Por Isabel Abalada Matos, sócia fundadora da AMMC LEGAL
O solo é uma das componentes fundamentais para a vida, sendo pela, sua natureza transversal, um recurso sobre o qual assentam políticas públicas, designadamente as políticas do ordenamento do território, do ambiente, da agricultura e das florestas. É também o suporte para o desenvolvimento das atividades económicas com expressão territorial.
O caráter transversal e de suporte que o solo assume pode conduzir a utilizações que degradam a sua qualidade, e que são suscetíveis de acarretar riscos para a saúde humana e para o ambiente.
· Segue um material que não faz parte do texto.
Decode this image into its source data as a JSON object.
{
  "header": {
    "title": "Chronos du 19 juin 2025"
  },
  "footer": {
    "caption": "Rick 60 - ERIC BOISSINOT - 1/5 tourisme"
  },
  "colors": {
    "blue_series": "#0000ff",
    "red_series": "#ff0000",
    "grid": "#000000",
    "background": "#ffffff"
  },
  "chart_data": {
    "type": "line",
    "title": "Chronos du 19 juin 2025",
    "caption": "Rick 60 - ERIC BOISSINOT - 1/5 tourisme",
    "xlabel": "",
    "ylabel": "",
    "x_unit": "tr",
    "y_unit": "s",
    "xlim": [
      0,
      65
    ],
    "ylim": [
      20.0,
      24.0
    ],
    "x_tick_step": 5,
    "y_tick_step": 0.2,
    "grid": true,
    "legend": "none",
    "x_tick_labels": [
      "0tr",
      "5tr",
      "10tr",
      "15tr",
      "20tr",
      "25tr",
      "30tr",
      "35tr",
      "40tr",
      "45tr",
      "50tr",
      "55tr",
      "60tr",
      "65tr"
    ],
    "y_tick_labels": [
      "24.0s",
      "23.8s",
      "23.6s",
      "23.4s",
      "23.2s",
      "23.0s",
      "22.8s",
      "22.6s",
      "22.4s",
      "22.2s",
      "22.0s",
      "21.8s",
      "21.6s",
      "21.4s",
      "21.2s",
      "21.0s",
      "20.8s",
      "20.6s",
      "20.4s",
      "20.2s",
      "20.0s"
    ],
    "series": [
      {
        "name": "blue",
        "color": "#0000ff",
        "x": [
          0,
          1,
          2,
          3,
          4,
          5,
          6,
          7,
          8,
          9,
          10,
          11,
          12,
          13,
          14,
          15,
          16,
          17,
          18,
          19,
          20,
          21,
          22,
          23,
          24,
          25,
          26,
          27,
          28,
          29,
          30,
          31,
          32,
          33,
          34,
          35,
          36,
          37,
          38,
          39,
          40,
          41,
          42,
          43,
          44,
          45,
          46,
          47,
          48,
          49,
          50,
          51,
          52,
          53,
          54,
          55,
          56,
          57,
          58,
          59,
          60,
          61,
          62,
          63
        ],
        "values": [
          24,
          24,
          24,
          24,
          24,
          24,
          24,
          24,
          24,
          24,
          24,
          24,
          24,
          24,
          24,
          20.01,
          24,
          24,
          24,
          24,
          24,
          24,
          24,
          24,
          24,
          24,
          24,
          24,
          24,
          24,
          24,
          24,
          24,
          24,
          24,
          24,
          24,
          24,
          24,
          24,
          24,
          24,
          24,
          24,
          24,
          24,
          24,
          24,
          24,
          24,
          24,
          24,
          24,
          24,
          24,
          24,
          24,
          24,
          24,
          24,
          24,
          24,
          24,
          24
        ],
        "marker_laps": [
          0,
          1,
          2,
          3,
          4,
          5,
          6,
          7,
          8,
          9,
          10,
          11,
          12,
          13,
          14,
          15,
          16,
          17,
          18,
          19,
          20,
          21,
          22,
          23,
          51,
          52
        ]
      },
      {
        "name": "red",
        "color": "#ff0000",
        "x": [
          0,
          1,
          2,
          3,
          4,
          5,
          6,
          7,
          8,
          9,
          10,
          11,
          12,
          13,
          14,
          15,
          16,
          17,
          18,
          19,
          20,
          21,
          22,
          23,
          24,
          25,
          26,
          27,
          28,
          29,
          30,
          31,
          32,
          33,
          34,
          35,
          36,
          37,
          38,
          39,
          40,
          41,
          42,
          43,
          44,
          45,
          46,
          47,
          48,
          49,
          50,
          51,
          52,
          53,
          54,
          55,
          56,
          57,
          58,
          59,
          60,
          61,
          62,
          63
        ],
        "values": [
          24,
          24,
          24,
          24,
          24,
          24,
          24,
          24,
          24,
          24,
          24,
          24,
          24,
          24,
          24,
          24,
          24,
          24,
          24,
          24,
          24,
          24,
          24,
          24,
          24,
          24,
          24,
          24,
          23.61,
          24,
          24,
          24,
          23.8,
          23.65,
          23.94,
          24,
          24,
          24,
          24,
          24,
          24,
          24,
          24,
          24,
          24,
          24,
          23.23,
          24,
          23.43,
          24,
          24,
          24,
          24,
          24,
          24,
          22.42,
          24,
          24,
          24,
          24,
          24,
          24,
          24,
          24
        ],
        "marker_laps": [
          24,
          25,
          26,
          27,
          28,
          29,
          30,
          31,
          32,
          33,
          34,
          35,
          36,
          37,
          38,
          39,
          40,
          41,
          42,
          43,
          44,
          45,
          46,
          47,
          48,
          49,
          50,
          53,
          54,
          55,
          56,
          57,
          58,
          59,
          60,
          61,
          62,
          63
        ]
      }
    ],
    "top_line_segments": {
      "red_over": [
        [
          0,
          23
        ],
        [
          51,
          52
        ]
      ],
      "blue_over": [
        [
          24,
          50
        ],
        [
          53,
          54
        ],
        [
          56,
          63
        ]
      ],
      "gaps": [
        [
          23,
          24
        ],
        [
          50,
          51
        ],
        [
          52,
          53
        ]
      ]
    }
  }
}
Aguarda-se a adoção de um regime legal que enquadre de forma integrada as matérias relativas à contaminação do solo, em especial quanto aos valores de referência para a sua qualificação como solo contaminado, às medidas de remediação (reparação) e respetivas responsabilidades.
É verdade que a Diretiva 2004/35/CE do Parlamento Europeu e do Conselho, transposta para o direito nacional pelo Decreto-Lei n.º 147/2008, de 29 de julho (regime jurídico da responsabilidade por danos ambientais), disciplina a matéria da reparação do dano ambiental, que pode aplicar-se em situações de contaminação do
solo. Porém, esse diploma, deixa várias questões em aberto, designadamente o que fazer com passivos ambientais anteriores à sua entrada em vigor, que se encontram expressamente excluídos do seu âmbito de aplicação, e também a circunstância de restringir o dano às situações em que que a contaminação represente um risco para a saúde humana, mas já não para o ambiente.
A Comissão Europeia preparou uma proposta de Diretiva neste âmbito: a Diretiva Quadro do Solo. Todavia, os Estados membros não chegaram a acordo quanto ao texto final da proposta e a mesma veio a ser retirada em 2014, após longos anos de discussão.
Em Portugal, em 2015, esteve em participação pública um projeto de decreto-lei que visava regular estas matérias (ProSolos). Por várias razões, entre as quais a imputação desproporcional dos encargos de remediação de passivos ambientais aos proprietários à data em que se deteta a contaminação, o mesmo não chegou a ser aprovado.
Mantém-se, por isso, uma situação de incerteza jurídica, a qual se repercute negativamente nas análises de risco que os investimentos exigem. A falta de clareza quanto aos valores de referência que definem a efetiva contaminação (aplicação da designada norma de Ontário ou outra), a falta de um elenco de medidas de
remediação in situ e ex situ, bem como a complexidade das questões de responsabilidade associadas dificultam o aconselhamento jurídico nesta matéria e causam retração nos investidores.
Com vista a mitigar esta ausência de regulamentação, em 2019, a Agência Portuguesa do Ambiente (APA) disponibilizou um conjunto de documentos administrativos que contêm orientações diversas no que respeita à contaminação de solos entre os quais o Guia técnico – Solos contaminados Análise de risco e critérios de aceitabilidade do risco e o Guia Técnico – Valores de Referência para o Solo; Não obstante, continua a incerteza sobre as circunstâncias em que é exigível uma análise de solo para determinar a contaminação do mesmo.
Algumas Câmaras Municipais como Lisboa e Seixal já contemplam nos seus planos territoriais, as situações em que a análise de solo é obrigatória. É o caso do artigo 25.º do PDM de Lisboa, que determina que caso existam indícios de que os solos se encontram contaminados, v.g. por neles se terem desenvolvido previamente
atividades poluentes, é necessário prosseguir com uma avaliação da perigosidade. Caso exista risco para a população ou para o ambiente, deve proceder-se à descontaminação do solo. No caso do Seixal, em certas unidades operativas de planeamento e gestão, qualquer intervenção urbanística está condicionada a um
estudo prévio da situação de contaminação do solo e, em caso afirmativo, a um plano de descontaminação do mesmo.